MORGANTOWN, W.Va. (WBOY) — The nurse and former West Virginia University cheerleader who was found guilty of murdering her husband and setting fire to their home back in November 2005 wants another trial.

Michelle “Shelly” Michael, now 51, is serving a life sentence in Lakin Correctional Center for first-degree murder and first-degree arson. According to the West Virginia Department of Corrections and Rehabilitation’s website, she will be eligible for parole on June 2, 2027.
She was in Monongalia County Circuit Court on Monday in a courtroom of more than two dozen people, being represented by Tim Rosinsky. Rosinsky argued that during Michelle’s first trial, her then-attorney, Tom Dyer, insufficiently constitutionally defended her and provided an ineffective counsel.
Michelle’s defense has until March to file all the necessary paperwork in an attempt to get her a new trial. From there, the state will have until August 2024 to answer. If it’s found that Dyer did not constitutionally represent Michelle, she will receive another trial, and Dyer will be called to testify. 12 News contacted Dyer requesting comment, but has not yet heard back.

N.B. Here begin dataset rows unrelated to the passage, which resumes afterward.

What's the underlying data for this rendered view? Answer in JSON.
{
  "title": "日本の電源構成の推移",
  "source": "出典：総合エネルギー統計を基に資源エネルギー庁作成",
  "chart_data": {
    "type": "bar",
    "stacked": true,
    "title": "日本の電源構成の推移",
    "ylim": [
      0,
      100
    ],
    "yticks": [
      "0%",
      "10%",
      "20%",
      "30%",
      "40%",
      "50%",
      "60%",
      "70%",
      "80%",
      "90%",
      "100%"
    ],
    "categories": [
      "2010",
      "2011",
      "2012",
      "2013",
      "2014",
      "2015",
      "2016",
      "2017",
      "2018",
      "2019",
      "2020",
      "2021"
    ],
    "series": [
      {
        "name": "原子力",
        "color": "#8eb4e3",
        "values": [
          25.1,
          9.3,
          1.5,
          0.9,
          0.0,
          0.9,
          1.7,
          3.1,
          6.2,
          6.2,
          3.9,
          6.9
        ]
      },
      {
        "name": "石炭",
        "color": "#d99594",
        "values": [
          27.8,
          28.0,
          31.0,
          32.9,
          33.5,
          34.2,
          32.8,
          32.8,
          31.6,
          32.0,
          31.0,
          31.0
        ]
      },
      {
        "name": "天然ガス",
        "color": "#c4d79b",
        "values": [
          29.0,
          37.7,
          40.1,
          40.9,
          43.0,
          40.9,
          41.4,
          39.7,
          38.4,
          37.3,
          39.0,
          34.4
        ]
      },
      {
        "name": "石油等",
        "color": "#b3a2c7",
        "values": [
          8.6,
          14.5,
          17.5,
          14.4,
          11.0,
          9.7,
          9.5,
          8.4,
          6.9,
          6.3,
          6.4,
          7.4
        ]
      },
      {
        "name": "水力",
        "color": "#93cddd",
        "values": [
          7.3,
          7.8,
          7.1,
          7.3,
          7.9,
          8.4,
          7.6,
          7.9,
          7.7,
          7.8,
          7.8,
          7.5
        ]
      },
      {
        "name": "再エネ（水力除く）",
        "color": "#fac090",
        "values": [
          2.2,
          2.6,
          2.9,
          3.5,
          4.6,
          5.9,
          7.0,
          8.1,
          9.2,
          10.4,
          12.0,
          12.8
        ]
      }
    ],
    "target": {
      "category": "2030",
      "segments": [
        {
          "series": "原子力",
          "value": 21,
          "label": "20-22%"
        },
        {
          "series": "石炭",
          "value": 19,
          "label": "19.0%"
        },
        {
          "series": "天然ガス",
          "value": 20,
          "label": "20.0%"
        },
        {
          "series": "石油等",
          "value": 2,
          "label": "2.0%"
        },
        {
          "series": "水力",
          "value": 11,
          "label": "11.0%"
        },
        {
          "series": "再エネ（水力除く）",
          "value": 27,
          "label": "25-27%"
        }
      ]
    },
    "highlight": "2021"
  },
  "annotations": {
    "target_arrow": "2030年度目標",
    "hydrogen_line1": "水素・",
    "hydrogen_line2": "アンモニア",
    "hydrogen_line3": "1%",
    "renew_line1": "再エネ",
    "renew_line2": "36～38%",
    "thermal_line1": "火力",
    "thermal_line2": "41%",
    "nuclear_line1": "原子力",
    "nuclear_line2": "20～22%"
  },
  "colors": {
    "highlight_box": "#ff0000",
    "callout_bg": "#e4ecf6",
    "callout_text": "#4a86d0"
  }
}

The defense also filed a motion for extra counsel, which was granted.
Michelle, who worked at Ruby Memorial Hospital as a pediatric nurse after college, was found guilty of killing her second husband, James “Jimmy” Michael. A toxicology report found that Jimmy died of a lethal dose of a drug called rocuronium, something Michelle would have access to as a nurse. Rocuronium is a paralyzing muscle relaxer often used during surgery—but which requires the use of a ventilator—because without it, it causes slow suffocation. The report determined the drug was in Jimmy Michael’s system when the fire started.
Fire investigators later found that the fire had been set deliberately. She was arrested in March 2006.
Investigators found that her motives were infidelity, an insurance payout and trouble at her job.
“If in fact James Michael died in a fire Northwestern Mutual Life would write a check to Michelle Michael for half a million dollars,” then-Assistant Prosecuting Attorney Perri Jo DeChristopher said to the jury during opening statements.

The state even called Robert Teets, her best friend’s husband and the man she was having an affair with, to the stand.
“I had felt pretty much like he found out about the affair and this is—you know—this is what happened,” Teets testified at the time.
While she denied the allegations, and her defense attorney asked jurors to consider suicide as a cause of her husband’s death, saying Jimmy, as a respiratory therapist, would have access to the paralyzing drug in his system as well, a Kanawha County Jury found her guilty on all charges.
The case was moved to Kanawha County because of the amount of national media it was receiving at the time. Since then, the case has made it onto true crime shows like “Snapped.”